Jigged bone dye?

John Wilson

Well-Known Member
Question for anyone who uses bone:

I just picked up a set of dyed jigged bone scales to use on a folder, as well as some white bone I intend to dye myself. The dyed scales I received are covered in dye that comes off on my fingers. How do I clean these up? Will I need to seal them somehow?

Secondly, on the white bone- can I use any tint or dye on them after they’ve been shaped? Or do I need to saturate them the way these jigged bone scales were apparently done?
 
John, I get my jigged bone from Culpepper and it comes pretty dyed up, like coming off in your hands dyed up.
I use a few paper towels with a little alcohol to get most of it off then dry paper towels to rub them down real good.
As you move along working with it you'll still get "some" dye coming off.

When I'm complete with it I rub it down a few more times real good with wax.
my knives with jigged bone usually see a buffer too, by the time it hits the buffer it's usually clean and only leaves a light tint on the buffing wheel.
after all is said and done I've never had problems with the dye leaching.
 
John, bone is hard to dye from my experience. It is very dense and will only take so much color. The old timers on the reenactors forum all talk about using Rit dye like you dye clothes with! Putting it a pot of hot water with the rit dye!

The fellow from the Turntex/Cactus juice,
He uses this, https://www.turntex.com/2-oz-dye-detail. If I remember correctly it has Alumilite in the dye! According to him you can dye and stabilize at the same time. The vacuum pulls both into the material!!

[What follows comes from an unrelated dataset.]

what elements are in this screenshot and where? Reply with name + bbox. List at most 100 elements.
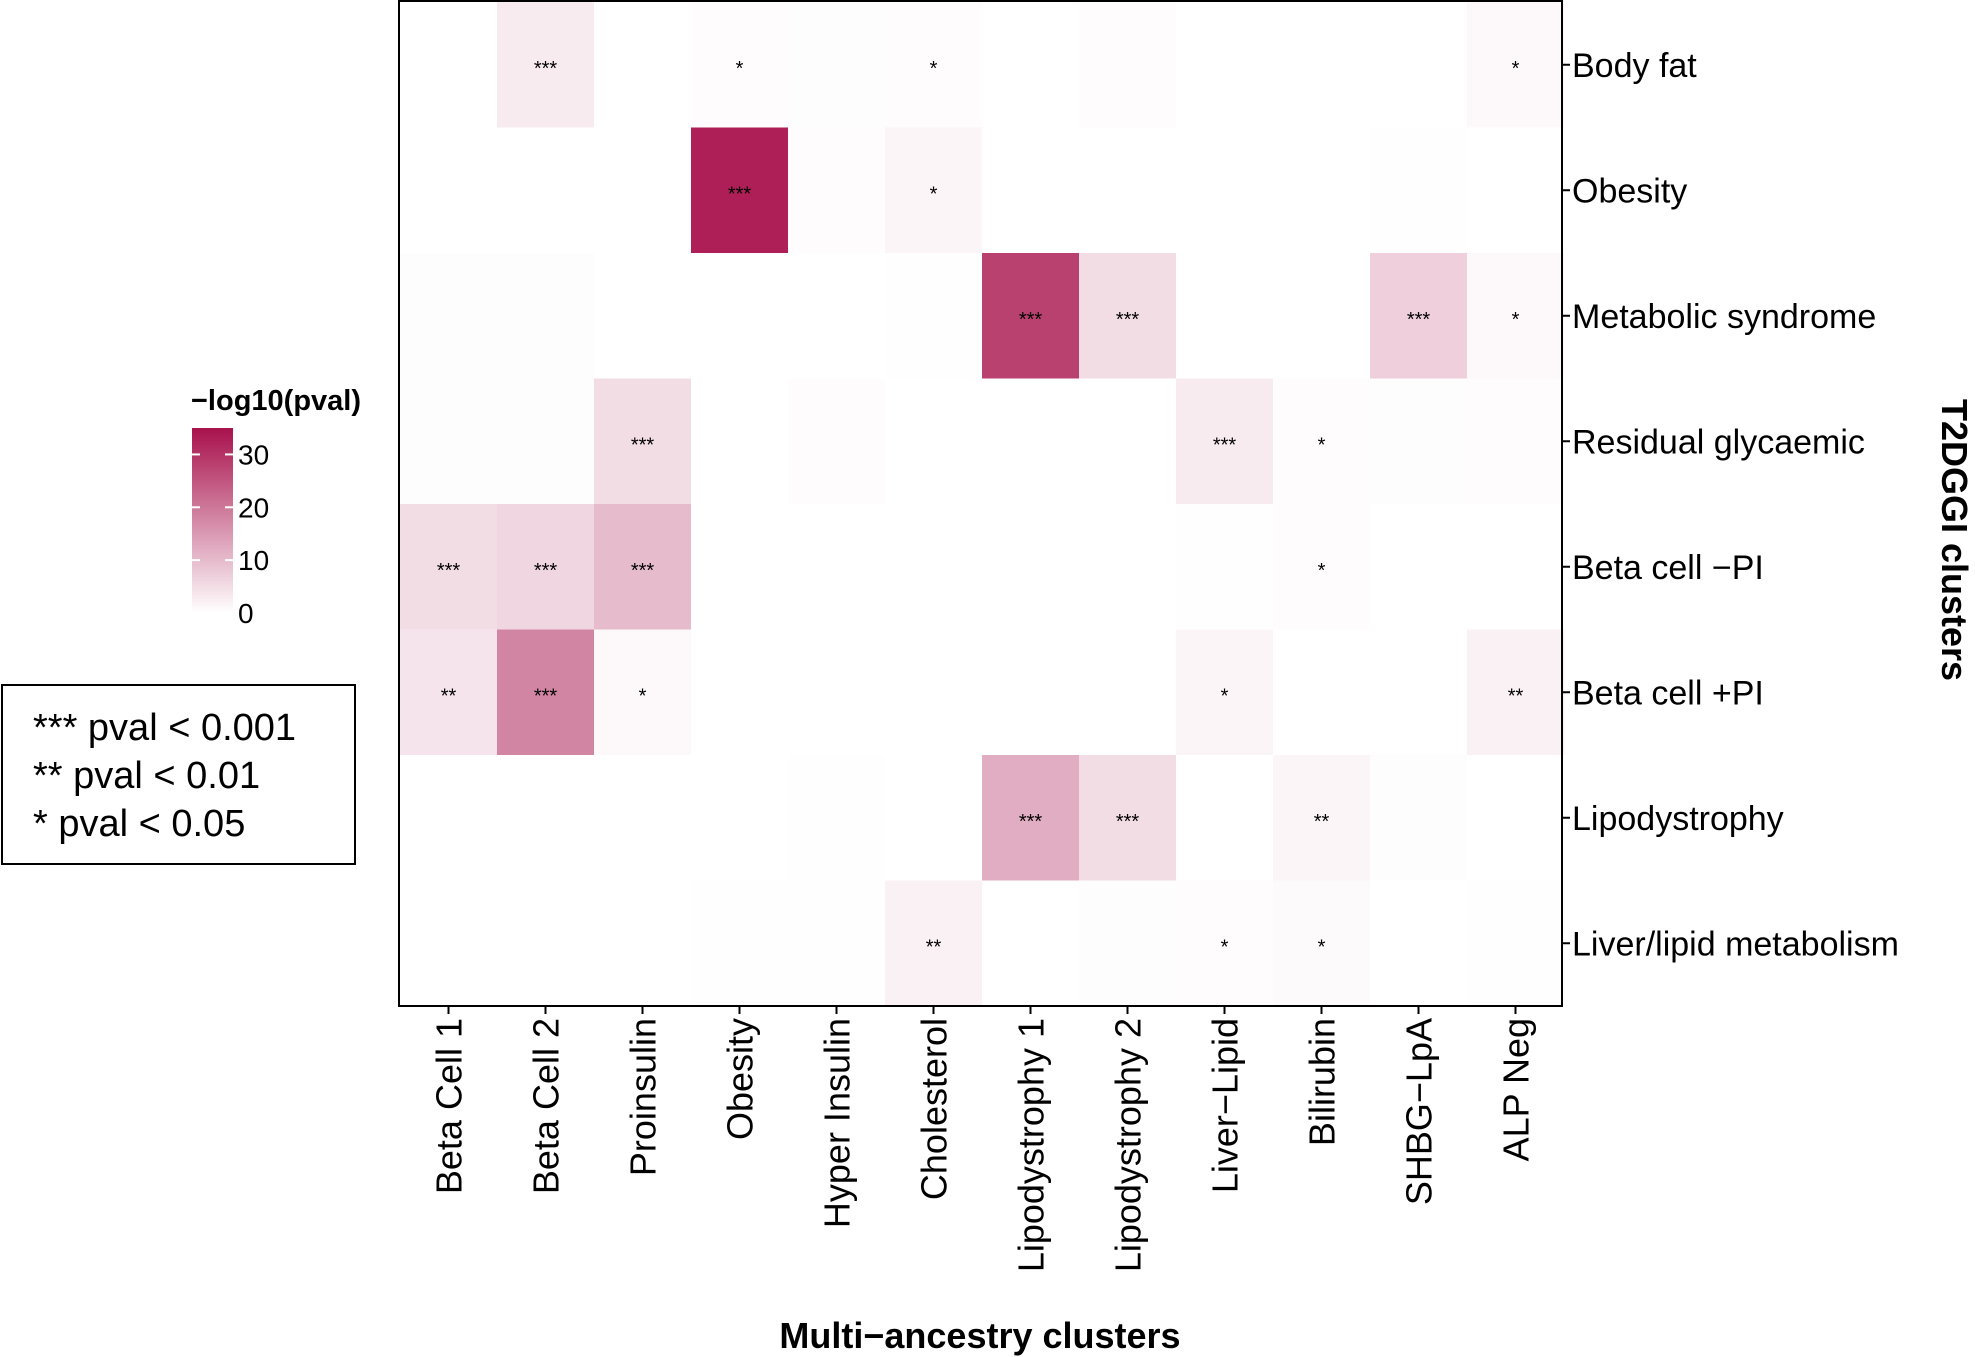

Personally I have used oil paint, like the kind artists use! Artist oil paints.jpgRub it in liberally and wipe off the excess! You will get some transfer while working but, the beauty of the oil paint you can blend areas of different colors into the bone. It does need something over top of it when totally done! As Steve says a wax will seal it if you want to go that route!!
 
Perfect. Steve and Cliff, this is exactly what I needed to know. I’m happy to hear the dye job on these scales is normal. I thought I had something wrong going on here. Cliff, thanks for the pointers. I’ll cut some of the bone and experiment.